Côté scénario, il manque de bouts, je dirais. J'ignore toujours ce qui est arrivé exactement au personnage, mais peut-être était-ce un choix de l'autrice? Du genre: le personnage a eu un Black Out et elle ne saura sans doute pas ce qui lui est arrivé ( Parce que la seule personne qui sait est de toute manière "folle" et incapable de livrer un témoignage crédible?) C'est frustrant. Qui était ce monsieur aux yeux de couteaux que Malou a vu et qui semble être le motif de l’enlèvement de sa propre nièce - même si ce pan là non plus n'est pas clair. Pourquoi l'avoir enfermée dans le coffre? Pourquoi le bateau? Pourquoi personne ne l'a vue partir? Est-ce même possible de kidnapper quelqu'un dans un état d'ébriété/délire-partiel-pas-clair? Comment un esprit aussi mêlé peut-il pondre un scénario de kidnapping un temps soit peu cohérent? Ça n'a aucun sens pour moi. Flou, brume et trouble. Le problème, c'est que je ne pensais pas que le titre serait aussi juste, en fait. "Nuit trouble" est en effet très brumeux. C'était peut-être le but recherché, mais je suis le genre de lectrice qui apprécie les détails et les scénarios cohérents, justement. Et ici, il manque beaucoup des deux.

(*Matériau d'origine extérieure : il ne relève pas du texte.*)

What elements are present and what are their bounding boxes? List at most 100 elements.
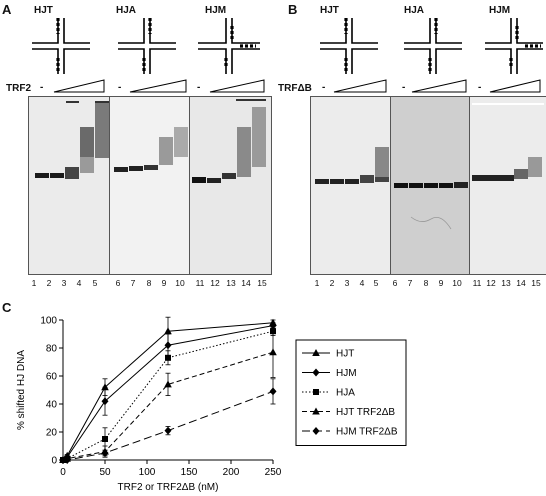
panel-c-letter: C	[2, 300, 12, 315]
legend: HJT HJM HJA HJT TRF2ΔB HJM TRF2ΔB	[295, 339, 407, 446]
lane-number: 5	[92, 278, 98, 288]
lane-number: 5	[373, 278, 379, 288]
panel-a-letter: A	[2, 2, 12, 17]
data-point	[164, 327, 172, 335]
gel-hjm-trfdb	[469, 96, 546, 275]
data-point	[165, 354, 171, 361]
data-point	[164, 341, 172, 350]
x-tick-label: 200	[223, 467, 240, 478]
lane-number: 3	[344, 278, 350, 288]
y-tick-label: 0	[51, 456, 57, 467]
x-tick-label: 0	[60, 467, 66, 478]
lane-number: 15	[531, 278, 541, 288]
panel-a-junction-label-1: HJT	[34, 5, 53, 16]
legend-marker	[312, 349, 320, 356]
data-point	[164, 426, 172, 435]
lane-number: 11	[472, 278, 482, 288]
lane-number: 2	[329, 278, 335, 288]
gel-hjm-trf2	[189, 96, 272, 275]
data-point	[59, 456, 67, 464]
y-tick-label: 80	[46, 344, 58, 355]
panel-a-minus-3: -	[197, 82, 201, 93]
gel-hjt-trfdb	[310, 96, 392, 275]
lane-number: 1	[314, 278, 320, 288]
panel-a-minus-2: -	[118, 82, 122, 93]
hjt-junction-diagram	[32, 18, 90, 74]
data-point	[164, 380, 172, 388]
lane-number: 8	[146, 278, 152, 288]
lane-number: 3	[61, 278, 67, 288]
x-tick-label: 250	[265, 467, 282, 478]
panel-a-junction-label-2: HJA	[116, 5, 137, 16]
panel-b-minus-1: -	[322, 82, 326, 93]
lane-number: 7	[407, 278, 413, 288]
lane-number: 7	[130, 278, 136, 288]
concentration-wedge	[129, 79, 187, 93]
hjm-trfdb-junction-diagram	[485, 18, 543, 74]
junction-schematics	[32, 18, 543, 74]
lane-number: 11	[195, 278, 205, 288]
y-tick-label: 20	[46, 428, 58, 439]
x-tick-label: 150	[181, 467, 198, 478]
lane-number: 12	[210, 278, 220, 288]
panel-b-junction-label-3: HJM	[489, 5, 511, 16]
gel-hja-trfdb	[390, 96, 471, 275]
lane-number: 9	[438, 278, 444, 288]
panel-b-minus-3: -	[478, 82, 482, 93]
concentration-wedge	[209, 79, 265, 93]
hjt-trfdb-junction-diagram	[320, 18, 378, 74]
panel-b-junction-label-2: HJA	[404, 5, 425, 16]
y-tick-label: 40	[46, 400, 58, 411]
lane-number: 10	[452, 278, 462, 288]
data-point	[269, 348, 277, 356]
panel-b-protein-label: TRFΔB	[278, 83, 312, 94]
lane-number: 13	[226, 278, 236, 288]
panel-a-concentration-wedges	[53, 79, 265, 93]
legend-marker	[312, 407, 320, 415]
lane-number: 15	[257, 278, 267, 288]
panel-a-minus-1: -	[40, 82, 44, 93]
data-point	[101, 449, 109, 457]
panel-b-minus-2: -	[402, 82, 406, 93]
hja-junction-diagram	[118, 18, 176, 74]
gel-hjt-trf2	[28, 96, 111, 275]
lane-number: 6	[115, 278, 121, 288]
data-point	[269, 387, 277, 396]
shifted-dna-line-chart: 0 20 40 60 80 100 0 50 100 150 200 250 % shifted HJ…	[16, 316, 407, 493]
concentration-wedge	[411, 79, 467, 93]
lane-number: 2	[46, 278, 52, 288]
data-point	[101, 397, 109, 406]
panel-b-letter: B	[288, 2, 298, 17]
series-line	[63, 390, 274, 461]
gel-hja-trf2	[109, 96, 191, 275]
hja-trfdb-junction-diagram	[404, 18, 462, 74]
lane-number: 14	[241, 278, 251, 288]
lane-number: 1	[31, 278, 37, 288]
lane-number: 14	[516, 278, 526, 288]
lane-number: 13	[501, 278, 511, 288]
x-axis-label: TRF2 or TRF2ΔB (nM)	[118, 482, 219, 493]
lane-number: 10	[175, 278, 185, 288]
x-tick-label: 50	[99, 467, 111, 478]
lane-number: 12	[486, 278, 496, 288]
lane-number: 4	[359, 278, 365, 288]
y-tick-label: 60	[46, 372, 58, 383]
legend-label: HJM TRF2ΔB	[336, 427, 398, 438]
y-axis-label: % shifted HJ DNA	[16, 350, 27, 430]
data-point	[102, 436, 108, 442]
legend-marker	[313, 389, 319, 395]
lane-number: 4	[76, 278, 82, 288]
legend-label: HJM	[336, 368, 357, 379]
concentration-wedge	[53, 79, 105, 93]
concentration-wedge	[489, 79, 541, 93]
data-point	[63, 456, 71, 464]
concentration-wedge	[333, 79, 387, 93]
legend-label: HJT TRF2ΔB	[336, 407, 395, 418]
x-tick-label: 100	[139, 467, 156, 478]
lane-number: 9	[161, 278, 167, 288]
panel-a-protein-label: TRF2	[6, 83, 31, 94]
data-point	[101, 383, 109, 391]
panel-a-junction-label-3: HJM	[205, 5, 227, 16]
legend-marker	[312, 427, 320, 435]
legend-marker	[312, 368, 320, 377]
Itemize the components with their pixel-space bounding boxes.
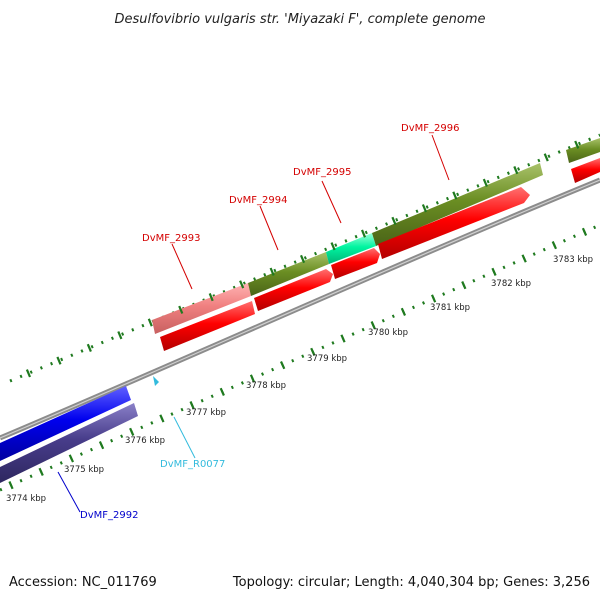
major-ticks [8,140,588,490]
major-tick [482,178,488,187]
accession-text: Accession: NC_011769 [9,575,157,590]
rna-marker-icon[interactable] [153,376,159,386]
gene-label-leaders [57,134,450,513]
gene-label[interactable]: DvMF_R0077 [160,459,225,470]
major-tick [98,441,105,450]
tick-label: 3781 kbp [430,303,470,313]
gene-red-block-3[interactable] [331,248,380,279]
major-tick [219,387,225,396]
gene-blue-block[interactable] [0,386,131,461]
tick-label: 3776 kbp [125,436,165,446]
major-tick [574,140,580,149]
major-tick [521,254,527,263]
gene-label[interactable]: DvMF_2996 [401,123,459,134]
major-tick [513,165,519,175]
tick-label: 3780 kbp [368,328,408,338]
forward-strand-genes [152,138,600,334]
gene-labels: DvMF_2993 DvMF_2994 DvMF_2995 DvMF_2996 … [80,123,459,521]
major-tick [491,267,497,276]
major-tick [421,204,428,213]
gene-label[interactable]: DvMF_2992 [80,510,138,521]
left-strand-genes [0,386,138,483]
topology-text: Topology: circular; Length: 4,040,304 bp… [232,575,590,590]
major-tick [310,347,316,356]
gene-red-block-5[interactable] [571,158,600,183]
major-tick [391,216,397,226]
major-tick [299,254,306,264]
red-strand-genes [160,158,600,351]
major-tick [8,481,14,490]
gene-red-block-1[interactable] [160,301,255,351]
major-tick [178,305,184,314]
gene-slate-block[interactable] [0,403,138,483]
tick-label: 3778 kbp [246,381,286,391]
major-tick [543,153,549,162]
major-tick [370,321,376,330]
tick-label: 3774 kbp [6,494,46,504]
major-tick [239,280,245,289]
tick-label: 3777 kbp [186,408,226,418]
major-tick [269,267,275,276]
major-tick [340,334,346,343]
major-tick [461,281,467,290]
major-tick [159,414,165,423]
tick-label: 3775 kbp [64,465,104,475]
major-tick [25,369,32,378]
major-tick [581,227,588,236]
gene-teal-block[interactable] [326,233,376,264]
gene-pink-block[interactable] [152,283,251,334]
major-tick [189,401,195,410]
gene-label[interactable]: DvMF_2995 [293,167,351,178]
major-tick [551,241,558,250]
major-tick [360,229,367,238]
tick-label: 3779 kbp [307,354,347,364]
major-tick [117,331,123,340]
gene-olive-block-2[interactable] [372,163,543,246]
gene-red-block-4[interactable] [378,187,530,259]
gene-red-block-2[interactable] [254,269,333,311]
genome-backbone [0,177,600,441]
major-tick [68,454,75,463]
major-tick [400,307,407,316]
tick-label: 3782 kbp [491,279,531,289]
major-tick [279,361,286,370]
major-tick [86,343,92,353]
major-tick [129,427,135,436]
major-tick [56,356,62,365]
major-tick [208,292,214,302]
tick-labels: 3774 kbp 3775 kbp 3776 kbp 3777 kbp 3778… [6,255,593,504]
gene-olive-block-1[interactable] [248,252,329,296]
outer-tick-ring [9,133,600,383]
major-tick [249,374,256,383]
major-tick [38,467,44,476]
genome-title: Desulfovibrio vulgaris str. 'Miyazaki F'… [114,12,485,27]
major-tick [330,242,336,251]
gene-olive-block-3[interactable] [566,138,600,163]
tick-label: 3783 kbp [553,255,593,265]
major-tick [430,294,437,303]
major-tick [452,191,458,200]
gene-label[interactable]: DvMF_2994 [229,195,287,206]
gene-label[interactable]: DvMF_2993 [142,233,200,244]
major-tick [147,318,153,327]
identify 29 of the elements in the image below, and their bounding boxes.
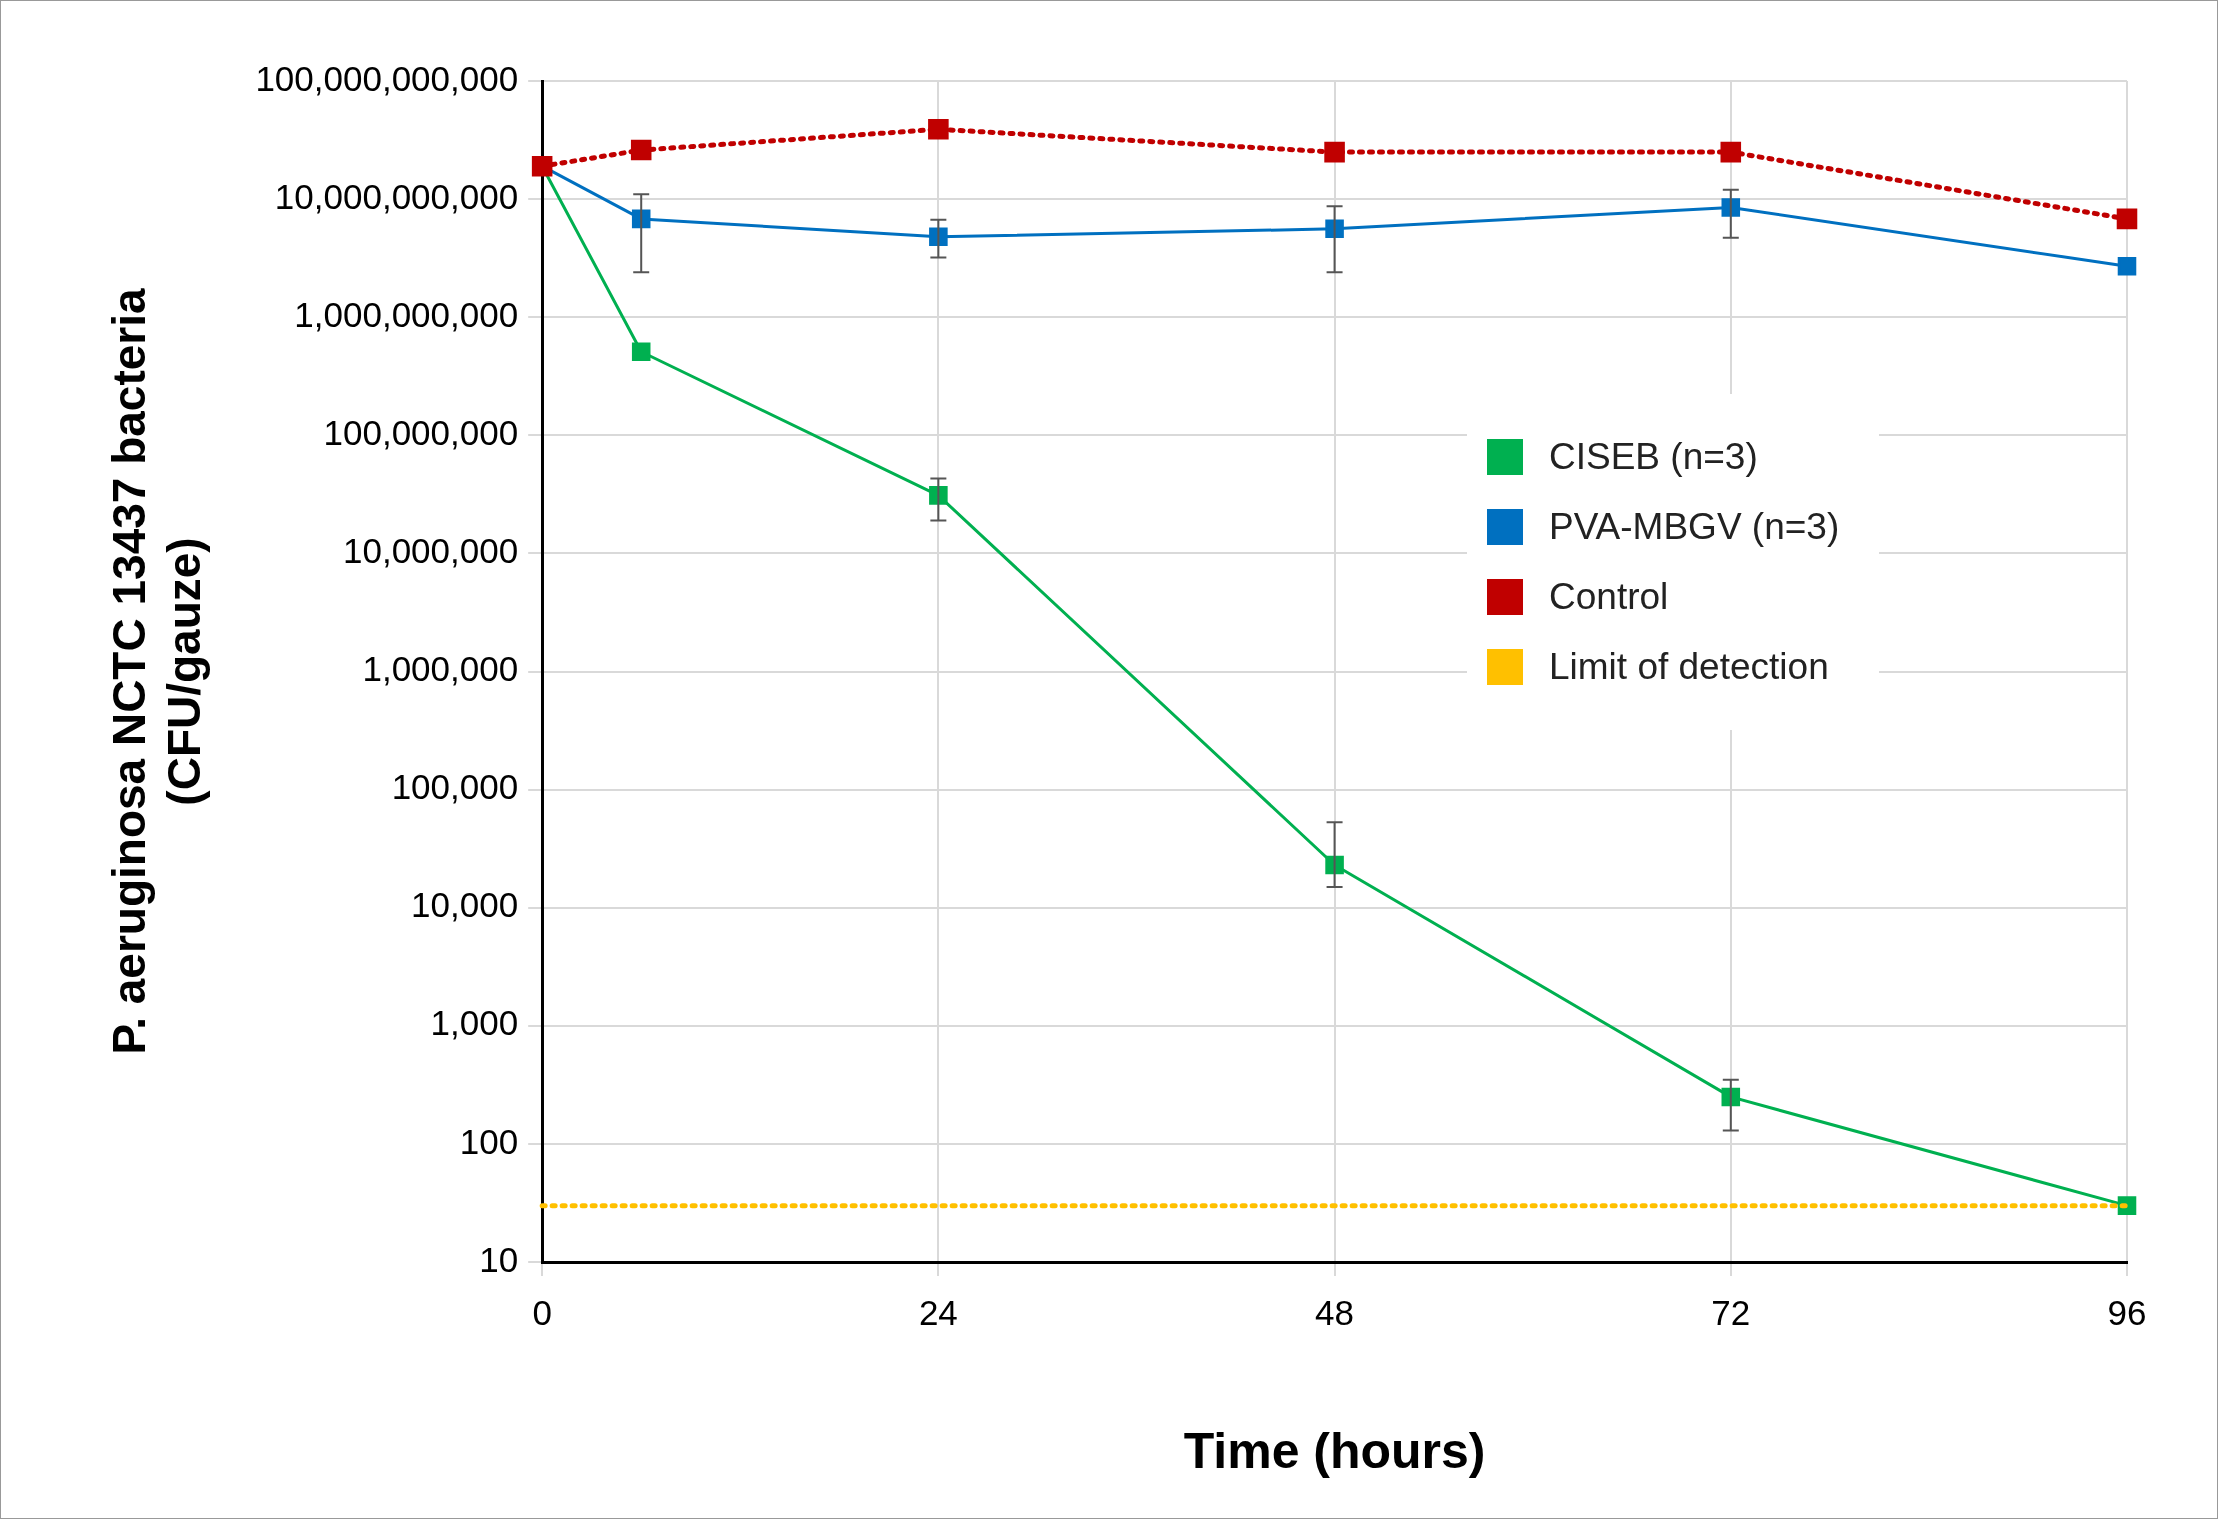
y-tick-label: 100,000,000,000 bbox=[255, 58, 519, 98]
x-tick-label: 48 bbox=[1315, 1292, 1355, 1332]
x-tick-label: 96 bbox=[2107, 1292, 2147, 1332]
legend-label: Control bbox=[1549, 576, 1669, 619]
y-axis-title: P. aeruginosa NCTC 13437 bacteria (CFU/gauze) bbox=[103, 288, 211, 1055]
y-tick-label: 1,000,000 bbox=[362, 649, 519, 689]
point bbox=[1324, 141, 1345, 163]
y-tick-label: 10,000,000,000 bbox=[274, 176, 519, 216]
point bbox=[2116, 208, 2138, 230]
x-tick-label: 72 bbox=[1711, 1292, 1751, 1332]
point bbox=[1720, 141, 1742, 163]
y-tick-label: 100 bbox=[459, 1121, 519, 1161]
y-tick-label: 10,000 bbox=[411, 885, 519, 925]
point bbox=[2117, 256, 2137, 276]
y-tick-label: 1,000,000,000 bbox=[294, 294, 519, 334]
legend-label: PVA-MBGV (n=3) bbox=[1549, 506, 1840, 549]
y-tick-label: 10,000,000 bbox=[342, 531, 519, 571]
point bbox=[631, 342, 651, 362]
x-tick-label: 24 bbox=[918, 1292, 958, 1332]
point bbox=[630, 139, 652, 161]
legend-label: Limit of detection bbox=[1549, 646, 1829, 689]
legend-label: CISEB (n=3) bbox=[1549, 436, 1758, 479]
y-tick-label: 1,000 bbox=[430, 1003, 519, 1043]
x-tick-label: 0 bbox=[532, 1292, 552, 1332]
x-axis-title: Time (hours) bbox=[1183, 1422, 1486, 1479]
y-tick-label: 10 bbox=[479, 1239, 519, 1279]
point bbox=[928, 119, 949, 140]
y-tick-label: 100,000 bbox=[391, 767, 519, 807]
y-tick-label: 100,000,000 bbox=[323, 412, 519, 452]
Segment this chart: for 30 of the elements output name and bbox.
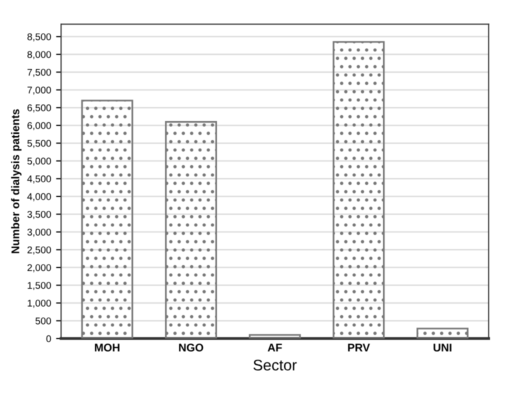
bar (165, 121, 218, 339)
y-axis-title: Number of dialysis patients (11, 109, 22, 254)
x-tick-label: PRV (348, 344, 370, 352)
y-tick-label: 4,500 (27, 175, 51, 184)
y-tick-label: 5,500 (27, 140, 51, 148)
bar (81, 100, 134, 339)
y-tick-label: 1,000 (28, 300, 51, 308)
y-tick-label: 8,500 (27, 33, 51, 42)
y-tick-label: 0 (46, 335, 51, 342)
y-tick-label: 7,500 (28, 68, 51, 77)
y-tick-label: 500 (36, 317, 51, 324)
y-tick-label: 1,500 (28, 282, 51, 290)
y-tick-label: 6,500 (28, 104, 51, 112)
y-tick-label: 2,500 (28, 246, 51, 254)
y-tick-label: 2,000 (28, 264, 51, 272)
y-tick-label: 4,000 (27, 193, 51, 202)
x-tick-label: AF (268, 344, 282, 352)
bar (248, 334, 301, 339)
y-tick-label: 8,000 (27, 51, 51, 60)
x-tick-label: NGO (179, 344, 204, 352)
y-tick-label: 3,000 (27, 228, 51, 237)
x-axis-title: Sector (253, 360, 297, 371)
y-tick-label: 5,000 (27, 158, 51, 166)
y-tick-label: 7,000 (28, 86, 51, 95)
x-tick-label: UNI (434, 344, 452, 352)
y-tick-label: 6,000 (28, 122, 51, 130)
bar (332, 41, 385, 339)
bar (416, 328, 469, 339)
x-tick-label: MOH (94, 344, 120, 352)
y-tick-label: 3,500 (27, 210, 51, 219)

Alors, oui , tant mieux si Alix a eu une révélation de vie en pleins marasme existentiel, ça lui a sans doute fait du bien, mais au final, il n'y a pas de punch ni explication sur le mystère en soit. Et je crains que l'explication tienne en peu de mots: sa marraine "folle" a cru la protéger d'un agresseur potentiel - réel ou fabulé - et tout le reste découle donc d'une "crise" incompréhensible. Là encore, je déteste quand l'explication relève de la "folie" d'un personnage, parce que ça ne donne aucun indice concret - tout cela peut être une simple fabulation de la part du personnage "en crise" - et cela ramène le fait qu'il faut se méfier des personnes ayant un trouble mental, une fois encore. Parce qu'au final, la marraine est envoyée département psychiatrique et Alix a eut une illumination. Je comprend donc qu'Alix a été la victime d'un "délire" d'une marraine qui n'a pas toute sa tête et qu'il n'y avait aucune menace, finalement. Cette fin me laisse profondément perplexe. Et troublé. Oui, c'est un jeu de mots.


Je sors donc déçue, perplexe, découragée du traitement de la santé mentale dans l'histoire, qui ne devrait pas servir d'accessoires aussi légers pour pimenter une intrigue, surtout sans de réelles connaissances sur le sujet - ou au moins quelques recherches. Et cela me semble être une énième glorification du critère numéro un de la réussite adolescence féminine: le gars. Bon, j'exagère un peu, Alix a quand même comprit que vivre dans la peur n'apporte rien de très sain dans une vie, mais reste que cela se traduit surtout par "j'ai maintenant enfin le courage d'avoir un copain". Dans l’ensemble, j'en sors avec une impression de malaise. Évidement, je conçois que tous les lecteurs n'ont pas le même sens du détail ou soucis d'exactitude psychologique que moi, alors je suis curieuse de voir quel impression il aura sur les autres lecteurs et lectrices. Mais reste que même bien traité, l'histoire reste ennuyeuse et n'a même pas de punch final. Un peu dur à encaisser pour un roman vendu comme un "thriller".


Pour un lectorat du premier cycle secondaire, 13 ans+.